Last year the Executive Committee of the Southern Baptist Convention voted to approve the first Sunday in February as the annual George Liele Church Planting, Evangelism and Missions Day. “My hope is that all Southern Baptist churches will share about the life and mission work of George Liele to inspire current and future generations to spread the Gospel around the world,” said Marshal Ausberry, leader of the SBC’s National African American Fellowship George. “Liele’s life shows that despite adverse circumstances God can still use us in a mighty way.”

Here are five facts you should know about the pioneering Baptist missionary:

  1. George Liele was born into slavery in colonial Virginia around 1750, but was moved to Georgia during his childhood. Although separated from his parents at an early age, Liele says he was told his father was the “only black person to know the Lord in a spiritual way in that country.” He says he also had a “natural fear of God from my youth” and that was often “checked in conscience with thoughts of death which barred me from many sins and bad company.” At the time, he says he knew of “no hope for salvation but only in performance of my good works.” Later, around 1773, he would express relief in finding that his only hope for salvation came “through the merits of my dying Lord and Savior Jesus Christ.” 
  2. Out of a desire to “instruct the people of my own color in the word of God,” Liele began to minister to other African Americans around Savannah, Georgia. His ministerial gifts were recognized by “the white brethren” who invited him to preach at a quarterly meeting and licenced him as a probationer (i.e., a preacher’s trial period before receiving ordination). Liele was soon after given his freedom by his master, George Sharp, who served as a deacon in Liele’s church. Liele remained with Sharp’s family until Sharp’s death as a Tory officer during the revolutionary war when the British occupied Savannah.  
  3. Liele continued to hold worship services in Georgia until 1782, when the British evacuated Savannah. He then borrowed $700 from a British colonel called Kirkland to pay for his and his family’s passage to Jamaica. Liele worked for Kirkland for two years as an indentured servant to pay off the debt. Afterwards, he resumed his work as a minister by preaching to a small house church. Within a few years, though, his congregation grew to 350, and included both Black and White believers. Liele also assisted in the organization of other congregations and promoted free schools for slaves and free black Jamacians. 
  4. Liele’s success, says historian Doreen Morrison, resulted in him being “negatively ‘targeted’ by the Jamaican Assembly, supported by the plantation owners, who saw any gathering of groups of Africans as the recipe for a revolution.” Opposition to evangelizing slaves led to Liele being charged with “seditious preaching” in 1797. As The Baptist Quarterly (October 1964) noted,

    “Charged with preaching sedition, for which he was thrown in prison, loaded with irons, and his feet fastened in the stocks. Not even his wife or children were permitted to see him. At length he was tried for his life; but no evil could be proved against him, and he was honourably acquitted. (However, he was thereupon) thrown into gaol (jail) for the balance due to the builder of his chapel.
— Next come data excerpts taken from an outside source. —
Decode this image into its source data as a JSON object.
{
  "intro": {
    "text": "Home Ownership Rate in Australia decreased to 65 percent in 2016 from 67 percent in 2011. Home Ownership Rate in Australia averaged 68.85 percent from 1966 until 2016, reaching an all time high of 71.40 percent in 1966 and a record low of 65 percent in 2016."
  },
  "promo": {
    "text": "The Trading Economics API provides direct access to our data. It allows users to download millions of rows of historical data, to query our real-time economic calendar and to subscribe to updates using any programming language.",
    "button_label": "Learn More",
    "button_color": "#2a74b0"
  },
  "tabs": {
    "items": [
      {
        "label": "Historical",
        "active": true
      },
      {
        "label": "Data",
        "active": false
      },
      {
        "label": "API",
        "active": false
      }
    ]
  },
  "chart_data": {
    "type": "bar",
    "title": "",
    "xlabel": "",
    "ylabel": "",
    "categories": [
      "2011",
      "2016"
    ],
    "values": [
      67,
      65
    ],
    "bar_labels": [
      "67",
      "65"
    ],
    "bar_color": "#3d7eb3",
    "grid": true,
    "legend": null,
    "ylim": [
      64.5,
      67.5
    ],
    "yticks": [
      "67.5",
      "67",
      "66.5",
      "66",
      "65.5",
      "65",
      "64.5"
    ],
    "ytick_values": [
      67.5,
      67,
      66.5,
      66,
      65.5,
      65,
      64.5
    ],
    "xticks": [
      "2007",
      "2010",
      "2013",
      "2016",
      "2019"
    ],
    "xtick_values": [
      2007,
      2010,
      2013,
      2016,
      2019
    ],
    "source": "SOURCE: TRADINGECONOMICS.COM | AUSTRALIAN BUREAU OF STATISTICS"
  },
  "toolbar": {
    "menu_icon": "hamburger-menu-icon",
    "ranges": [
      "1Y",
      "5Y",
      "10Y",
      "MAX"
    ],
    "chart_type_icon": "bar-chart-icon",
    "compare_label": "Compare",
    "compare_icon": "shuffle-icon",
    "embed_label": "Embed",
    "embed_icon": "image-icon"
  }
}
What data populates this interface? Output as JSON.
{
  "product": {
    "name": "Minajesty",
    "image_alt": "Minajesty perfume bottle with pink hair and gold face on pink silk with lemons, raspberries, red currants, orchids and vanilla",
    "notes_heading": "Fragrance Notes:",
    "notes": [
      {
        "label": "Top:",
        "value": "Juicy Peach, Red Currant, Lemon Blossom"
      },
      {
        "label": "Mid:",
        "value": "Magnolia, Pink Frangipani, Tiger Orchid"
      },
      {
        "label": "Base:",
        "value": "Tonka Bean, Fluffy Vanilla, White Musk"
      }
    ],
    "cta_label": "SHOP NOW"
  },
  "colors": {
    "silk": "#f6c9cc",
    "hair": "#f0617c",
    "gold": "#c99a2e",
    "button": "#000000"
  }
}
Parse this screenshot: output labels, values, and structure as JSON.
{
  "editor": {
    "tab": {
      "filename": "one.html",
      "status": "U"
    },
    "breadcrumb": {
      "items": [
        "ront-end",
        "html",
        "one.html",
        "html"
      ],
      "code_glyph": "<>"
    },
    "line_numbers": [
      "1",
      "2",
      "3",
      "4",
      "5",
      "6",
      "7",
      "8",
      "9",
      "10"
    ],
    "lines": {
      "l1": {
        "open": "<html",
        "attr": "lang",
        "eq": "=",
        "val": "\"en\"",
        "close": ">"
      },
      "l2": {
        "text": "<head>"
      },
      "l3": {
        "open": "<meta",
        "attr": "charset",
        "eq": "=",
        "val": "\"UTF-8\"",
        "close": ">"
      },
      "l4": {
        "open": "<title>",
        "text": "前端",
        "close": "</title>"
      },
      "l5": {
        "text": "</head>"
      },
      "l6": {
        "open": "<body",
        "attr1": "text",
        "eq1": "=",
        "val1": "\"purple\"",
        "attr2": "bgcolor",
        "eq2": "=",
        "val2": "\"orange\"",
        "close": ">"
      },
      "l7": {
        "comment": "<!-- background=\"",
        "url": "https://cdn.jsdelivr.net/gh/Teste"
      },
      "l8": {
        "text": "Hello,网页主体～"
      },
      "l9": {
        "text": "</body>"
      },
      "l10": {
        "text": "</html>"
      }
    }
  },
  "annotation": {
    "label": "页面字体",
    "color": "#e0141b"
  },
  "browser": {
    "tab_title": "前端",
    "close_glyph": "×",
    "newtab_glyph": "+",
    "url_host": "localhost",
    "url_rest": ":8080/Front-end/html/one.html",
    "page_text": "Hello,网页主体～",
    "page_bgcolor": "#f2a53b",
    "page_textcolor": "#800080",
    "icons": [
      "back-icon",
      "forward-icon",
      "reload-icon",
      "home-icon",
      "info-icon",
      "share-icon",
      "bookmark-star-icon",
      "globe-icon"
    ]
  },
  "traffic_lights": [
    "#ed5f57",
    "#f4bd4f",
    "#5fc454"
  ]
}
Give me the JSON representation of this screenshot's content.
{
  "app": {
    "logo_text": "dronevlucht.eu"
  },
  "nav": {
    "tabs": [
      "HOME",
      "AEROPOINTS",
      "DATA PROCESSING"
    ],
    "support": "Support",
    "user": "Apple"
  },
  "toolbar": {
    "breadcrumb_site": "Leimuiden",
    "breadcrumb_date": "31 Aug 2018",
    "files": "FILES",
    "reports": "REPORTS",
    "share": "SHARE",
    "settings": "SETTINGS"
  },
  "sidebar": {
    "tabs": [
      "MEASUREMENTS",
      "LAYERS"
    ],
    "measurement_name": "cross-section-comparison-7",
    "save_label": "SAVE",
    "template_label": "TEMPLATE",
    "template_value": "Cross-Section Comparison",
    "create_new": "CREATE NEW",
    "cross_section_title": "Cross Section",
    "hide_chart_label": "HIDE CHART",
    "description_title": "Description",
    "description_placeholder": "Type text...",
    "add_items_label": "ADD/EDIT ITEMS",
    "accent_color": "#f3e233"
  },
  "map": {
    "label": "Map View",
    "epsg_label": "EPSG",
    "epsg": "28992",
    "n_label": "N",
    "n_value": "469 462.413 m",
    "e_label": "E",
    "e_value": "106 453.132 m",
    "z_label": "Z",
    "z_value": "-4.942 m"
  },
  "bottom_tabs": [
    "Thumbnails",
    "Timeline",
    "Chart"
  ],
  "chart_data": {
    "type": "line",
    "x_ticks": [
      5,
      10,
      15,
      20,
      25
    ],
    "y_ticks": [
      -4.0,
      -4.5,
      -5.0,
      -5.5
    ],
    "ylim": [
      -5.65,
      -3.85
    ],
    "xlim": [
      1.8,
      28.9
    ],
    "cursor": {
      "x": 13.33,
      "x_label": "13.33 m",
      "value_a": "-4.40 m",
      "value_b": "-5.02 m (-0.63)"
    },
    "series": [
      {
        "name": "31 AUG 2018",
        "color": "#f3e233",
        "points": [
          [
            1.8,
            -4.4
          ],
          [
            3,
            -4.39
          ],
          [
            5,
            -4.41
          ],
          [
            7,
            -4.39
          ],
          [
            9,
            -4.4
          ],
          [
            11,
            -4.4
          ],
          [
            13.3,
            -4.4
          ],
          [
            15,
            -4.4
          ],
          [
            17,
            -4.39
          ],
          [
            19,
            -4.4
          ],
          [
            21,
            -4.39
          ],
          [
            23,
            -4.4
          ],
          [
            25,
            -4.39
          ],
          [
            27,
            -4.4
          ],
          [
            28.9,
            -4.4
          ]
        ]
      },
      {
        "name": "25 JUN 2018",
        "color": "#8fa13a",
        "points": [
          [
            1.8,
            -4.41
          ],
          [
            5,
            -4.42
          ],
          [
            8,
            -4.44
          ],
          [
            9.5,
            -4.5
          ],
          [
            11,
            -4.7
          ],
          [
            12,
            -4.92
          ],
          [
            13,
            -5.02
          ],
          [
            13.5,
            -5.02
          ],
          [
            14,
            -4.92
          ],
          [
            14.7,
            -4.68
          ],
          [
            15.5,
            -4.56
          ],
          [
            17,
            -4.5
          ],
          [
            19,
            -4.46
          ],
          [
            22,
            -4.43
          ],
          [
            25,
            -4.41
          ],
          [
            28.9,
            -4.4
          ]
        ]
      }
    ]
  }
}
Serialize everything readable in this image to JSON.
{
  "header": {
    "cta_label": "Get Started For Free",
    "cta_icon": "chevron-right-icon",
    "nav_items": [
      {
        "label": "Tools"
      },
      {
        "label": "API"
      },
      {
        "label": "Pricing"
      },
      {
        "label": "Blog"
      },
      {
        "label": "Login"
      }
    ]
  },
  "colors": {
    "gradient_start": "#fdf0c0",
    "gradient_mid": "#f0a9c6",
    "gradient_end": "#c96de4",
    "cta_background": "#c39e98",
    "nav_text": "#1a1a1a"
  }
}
He refused to take benefit of the insolvent Debtor’s Act, and remained in prison until he had fully paid all that was due.”

    Liele remained in prison for three years, five months, and ten days. In 1805 the Jamaican Assembly enacted a law forbidding all preaching to the slave population.
  5. After leaving prison, Liele became an itinerant preacher and shared the gospel throughout the island nation. In 1797 he settled in Spanish Town, the then capital of Jamaica, and planted the second Baptist church on the island, which was supported by funds from the US and UK. As the Biographical Dictionary of Christian Missions says, “By 1814 his efforts had produced, either directly or indirectly, some 8,000 Baptists in Jamaica.” Although William Carey, who went to India in 1793, is often named as the first Baptist missionary, by that time “Liele had worked as a missionary for a decade, supporting himself and his family by farming and by transporting goods with a wagon and team.”